Big picture appeal of Chinese assets remains strong
The writer is group chief investment officer at Amundi Asset Management
Chinese stocks have had a tumultuous year as a wave of tighter regulation has shaken technology, education and gaming stocks.
Yet, the big picture appeal of China for investors remains unaltered. Individual stocks have suffered grievous sell-offs and the faith of some foreign investors has been tested by the sector crackdowns.
But assets in China will regain their allure once they are viewed in the context of how Chinese monetary policy is evolving compared with what is happening in the US.
Financial markets in the US remain propped up largely by central bank liquidity, which can no longer be relied upon as inflation gathers pace. The uncertainty over how this dynamic will end will increasingly hang over US growth stocks.
In contrast, we believe China’s pursuit of its strategic goals will continue to spur the rise of the country in investor portfolios.
These include the rebalancing of China’s growth engine — from exports to domestic demand — with an emphasis on supply chain independence and security. Even the current regulatory pressure should be seen as a tool to boost competition and reduce systemic risks, both of which are vital for attracting capital.
The internationalisation of the renminbi as a currency for trade, capital, reserves and savings is also key for investors. At the outset of the pandemic, China resisted the temptation to embark on unorthodox monetary and fiscal experiments.
This was in marked contrast to the US, which experienced the greatest central bank-governmental intervention of all time, upending all tenets of financial discipline. For its part, China has remained ready to support its economy but in ways that safeguard its currency.
Notably, in Asia, the renminbi is taking on a role similar to that of the Deutsche Mark in Europe four decades ago. While there is no official fixed rate, there is effective monitoring by central banks of the levels and volatility of most regional currencies versus the renminbi. This nascent Asian currency bloc will provide some insulation from US-related headwinds, and further strengthen commercial ties within the region.
The upcoming round of asset purchase tapering in the US by the Federal Reserve, in the face of rising inflationary pressures and an upward push on interest rates, could also promote renminbi internationalisation, as emerging economies and investors in general seek to reduce their addiction to the US dollar.
Indeed, about 30 per cent of central banks worldwide are planning to raise their allocation to the renminbi in the next couple of years. Yet another sign is the announcement, at the end of July, that the People’s Bank of China will support Shanghai’s trial to facilitate the free exchange of the renminbi. For investors, there are three implications.
First, Chinese assets, cash and government bonds in particular will probably be the main haven for positive real returns in the foreseeable future.
This is because the recent hyper-Keynesianism in the US carries its own price tag in terms of rising inflation, currency devaluation and a higher risk premium.
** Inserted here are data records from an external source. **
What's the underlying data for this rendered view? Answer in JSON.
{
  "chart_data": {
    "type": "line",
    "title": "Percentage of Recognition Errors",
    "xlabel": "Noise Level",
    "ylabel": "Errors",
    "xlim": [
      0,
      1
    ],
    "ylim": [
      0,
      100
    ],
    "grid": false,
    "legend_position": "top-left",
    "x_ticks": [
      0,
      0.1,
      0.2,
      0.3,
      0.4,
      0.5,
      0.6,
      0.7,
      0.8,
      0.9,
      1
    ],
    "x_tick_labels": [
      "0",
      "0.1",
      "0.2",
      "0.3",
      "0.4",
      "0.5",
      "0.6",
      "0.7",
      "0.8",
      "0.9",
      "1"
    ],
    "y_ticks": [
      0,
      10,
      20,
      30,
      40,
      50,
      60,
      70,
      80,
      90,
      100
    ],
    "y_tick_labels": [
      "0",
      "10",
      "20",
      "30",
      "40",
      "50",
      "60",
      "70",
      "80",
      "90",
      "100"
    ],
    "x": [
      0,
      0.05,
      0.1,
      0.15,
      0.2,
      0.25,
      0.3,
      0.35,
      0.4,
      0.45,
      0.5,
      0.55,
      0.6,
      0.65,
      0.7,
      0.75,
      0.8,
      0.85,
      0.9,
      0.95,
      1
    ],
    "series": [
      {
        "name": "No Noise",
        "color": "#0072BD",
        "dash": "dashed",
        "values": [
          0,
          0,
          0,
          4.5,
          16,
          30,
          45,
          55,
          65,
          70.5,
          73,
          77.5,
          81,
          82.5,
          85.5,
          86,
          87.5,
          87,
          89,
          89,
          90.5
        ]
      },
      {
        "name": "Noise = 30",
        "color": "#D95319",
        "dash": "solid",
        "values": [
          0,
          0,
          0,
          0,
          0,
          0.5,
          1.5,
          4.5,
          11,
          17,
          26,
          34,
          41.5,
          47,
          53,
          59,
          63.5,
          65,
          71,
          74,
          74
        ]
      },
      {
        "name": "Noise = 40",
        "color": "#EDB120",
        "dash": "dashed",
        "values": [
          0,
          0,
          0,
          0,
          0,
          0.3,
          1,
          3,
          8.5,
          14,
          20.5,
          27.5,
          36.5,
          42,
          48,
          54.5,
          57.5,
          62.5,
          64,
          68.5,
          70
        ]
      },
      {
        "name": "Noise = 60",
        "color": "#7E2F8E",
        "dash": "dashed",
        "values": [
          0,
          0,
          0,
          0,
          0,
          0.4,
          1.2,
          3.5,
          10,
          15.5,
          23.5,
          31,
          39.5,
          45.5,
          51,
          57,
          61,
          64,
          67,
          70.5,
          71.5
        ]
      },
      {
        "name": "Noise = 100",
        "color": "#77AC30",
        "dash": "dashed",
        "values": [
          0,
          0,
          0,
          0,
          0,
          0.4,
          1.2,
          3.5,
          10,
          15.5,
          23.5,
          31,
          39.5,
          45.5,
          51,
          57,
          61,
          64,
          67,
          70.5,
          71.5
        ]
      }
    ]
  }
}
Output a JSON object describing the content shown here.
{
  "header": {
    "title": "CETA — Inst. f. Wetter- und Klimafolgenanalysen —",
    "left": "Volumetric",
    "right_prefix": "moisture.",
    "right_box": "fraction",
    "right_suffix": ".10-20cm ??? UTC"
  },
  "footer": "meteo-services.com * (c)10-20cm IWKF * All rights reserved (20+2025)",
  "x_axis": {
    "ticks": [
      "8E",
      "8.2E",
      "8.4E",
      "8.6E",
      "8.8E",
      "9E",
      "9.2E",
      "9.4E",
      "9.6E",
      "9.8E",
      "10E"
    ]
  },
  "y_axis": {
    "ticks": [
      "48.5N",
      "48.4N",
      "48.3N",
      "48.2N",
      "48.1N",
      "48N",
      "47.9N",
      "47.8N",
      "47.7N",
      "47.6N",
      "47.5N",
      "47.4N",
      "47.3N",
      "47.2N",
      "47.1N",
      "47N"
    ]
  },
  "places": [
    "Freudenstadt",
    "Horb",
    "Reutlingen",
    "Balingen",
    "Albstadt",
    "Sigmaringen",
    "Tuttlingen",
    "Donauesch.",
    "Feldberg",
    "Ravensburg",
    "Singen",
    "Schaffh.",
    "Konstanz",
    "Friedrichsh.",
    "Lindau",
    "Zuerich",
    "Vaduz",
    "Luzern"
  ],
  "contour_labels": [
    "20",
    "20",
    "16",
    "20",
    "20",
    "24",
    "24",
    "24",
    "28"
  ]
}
For investors, the preservation of purchasing power per unit of risk will be the name of the game in a more inflationary world where real returns will matter most.
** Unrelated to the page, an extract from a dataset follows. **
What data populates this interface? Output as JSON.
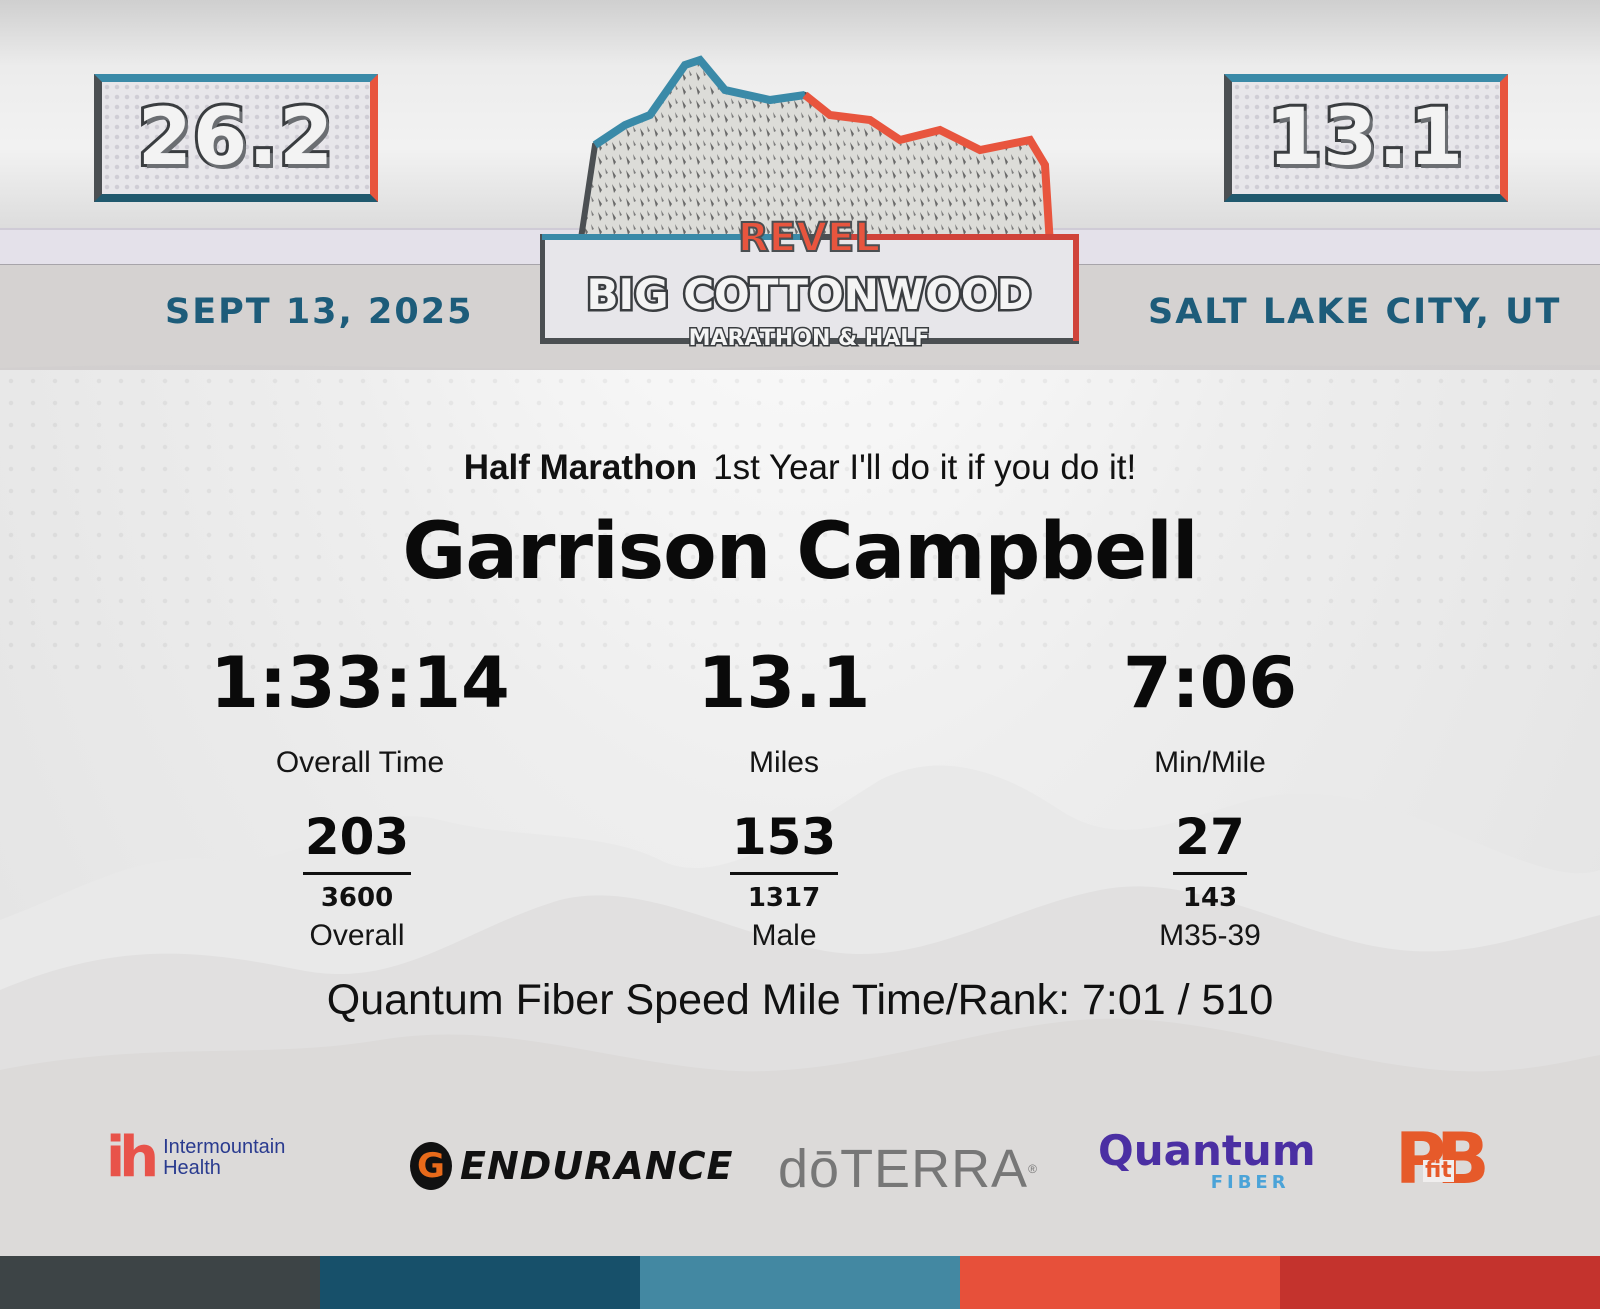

Second, the greater autonomy of the Chinese business cycle will provide better diversification benefits and exposure to areas of higher future growth.
The development of the middle class and domestic consumption may help reduce China’s dependence on global trade.
Advances up the manufacturing value chain via innovation will provide opportunities in strategic sectors such as semiconductors, artificial intelligence, quantum computing, clean technologies, industrial automation and robotics.
Chinese growth stocks are largely internet giants at present. As local champions develop out of this local innovation drive, a broader set of growth companies will be available for investors looking to diversify risks.
Third, global investors will probably view the renminbi as both a store of value and a medium of exchange.
As the second-largest holder of US Treasuries in the world, China has little interest in precipitating a disorderly slump of the dollar. But as China becomes more independent, this vestigial financial link will give it extra bargaining leverage in future negotiations on trade and tariffs.
There are sound reasons for investors to embrace a gradual “go it alone” approach to Chinese assets. As the Chinese saying goes, “All things are difficult before they are easy”.